UNA CHICA PERFECTA (MICRORRELATO)
Agapito Linares la vio salir de una tienda y, al instante su corazón enloqueció. Pudo sentirlo dentro de su pecho advertirle, a golpes de trueno, que aquella era la mujer por él soñada infinidad de veces.
Decidió seguirla. Un sabio presentimiento le avisó de que si la perdía nunca más volvería a verla, hecho que lamentaría cada segundo de su existencia. La vida le había enseñado que las cosas realmente buenas deben cogerse cuando se presentan, porque casi nunca conceden una segunda oportunidad.
Debía superar su timidez y hablarle. Pero ¿qué decirle que no la escandalizara, asustara, o molestara? <<Señorita, si usted y yo nos uniéramos, nunca más estaríamos solos, ¿verdad?>> Esto le parecería una solemne cursilada. ¿Qué le ocurría a su cerebro? ¿No era capaz de hilvanar algo realmente brillante, enternecedor, cautivador?
Ella se detuvo junto a la marquesina de la parada del autobús. Ahora era el momento, o se arrepentiría el resto de su vida. Agapito se acercó hasta quedar delante de la joven. Ella levantó hacia él sus hermosos ojos, un brillo de interrogación asomado a ellos.

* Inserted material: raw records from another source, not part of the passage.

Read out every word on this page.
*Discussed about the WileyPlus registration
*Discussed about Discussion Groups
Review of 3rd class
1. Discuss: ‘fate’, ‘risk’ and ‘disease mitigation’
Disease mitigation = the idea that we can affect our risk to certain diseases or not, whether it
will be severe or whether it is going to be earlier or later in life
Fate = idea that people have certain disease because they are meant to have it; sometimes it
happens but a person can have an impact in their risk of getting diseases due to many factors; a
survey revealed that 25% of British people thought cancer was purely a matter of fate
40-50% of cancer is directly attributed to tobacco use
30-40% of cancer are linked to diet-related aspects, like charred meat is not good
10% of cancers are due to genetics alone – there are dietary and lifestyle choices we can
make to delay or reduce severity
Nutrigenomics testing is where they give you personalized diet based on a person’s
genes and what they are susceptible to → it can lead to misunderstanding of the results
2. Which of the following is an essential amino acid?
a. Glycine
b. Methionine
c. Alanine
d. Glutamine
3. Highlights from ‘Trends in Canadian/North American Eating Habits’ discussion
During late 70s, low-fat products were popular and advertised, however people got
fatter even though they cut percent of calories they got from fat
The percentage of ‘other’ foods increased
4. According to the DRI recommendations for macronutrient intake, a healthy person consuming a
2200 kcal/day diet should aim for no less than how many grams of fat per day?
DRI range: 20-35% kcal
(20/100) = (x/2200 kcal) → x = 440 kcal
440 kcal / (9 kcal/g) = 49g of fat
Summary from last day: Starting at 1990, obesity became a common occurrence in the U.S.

—Tal vez la sorprenda lo que voy a decirle, señorita, tal vez no me crea, pero le juro que es la pura verdad: la llevo buscando toda mi vida.
Ella le dirigió la más luminosa sonrisa que él había visto jamás en boca femenina alguna, y respondió ilusionada.
—Qué maravilloso es encontrar y ser encontrada. Un auténtico milagro. Yo también te he estado buscando toda mi vida.
Agapito sintió de repente que las olas de la duda lo empujaban hostilmente en otra dirección. Y sufrió un inevitable temor de haberse equivocado. La cobardía se adueñó de él. Sus zapatos realizaron un giro de ochenta grados y este joven salió corriendo, huyendo quizás, por estupidez, por falta de valentía, de la verdadera felicidad que le había salido al encuentro.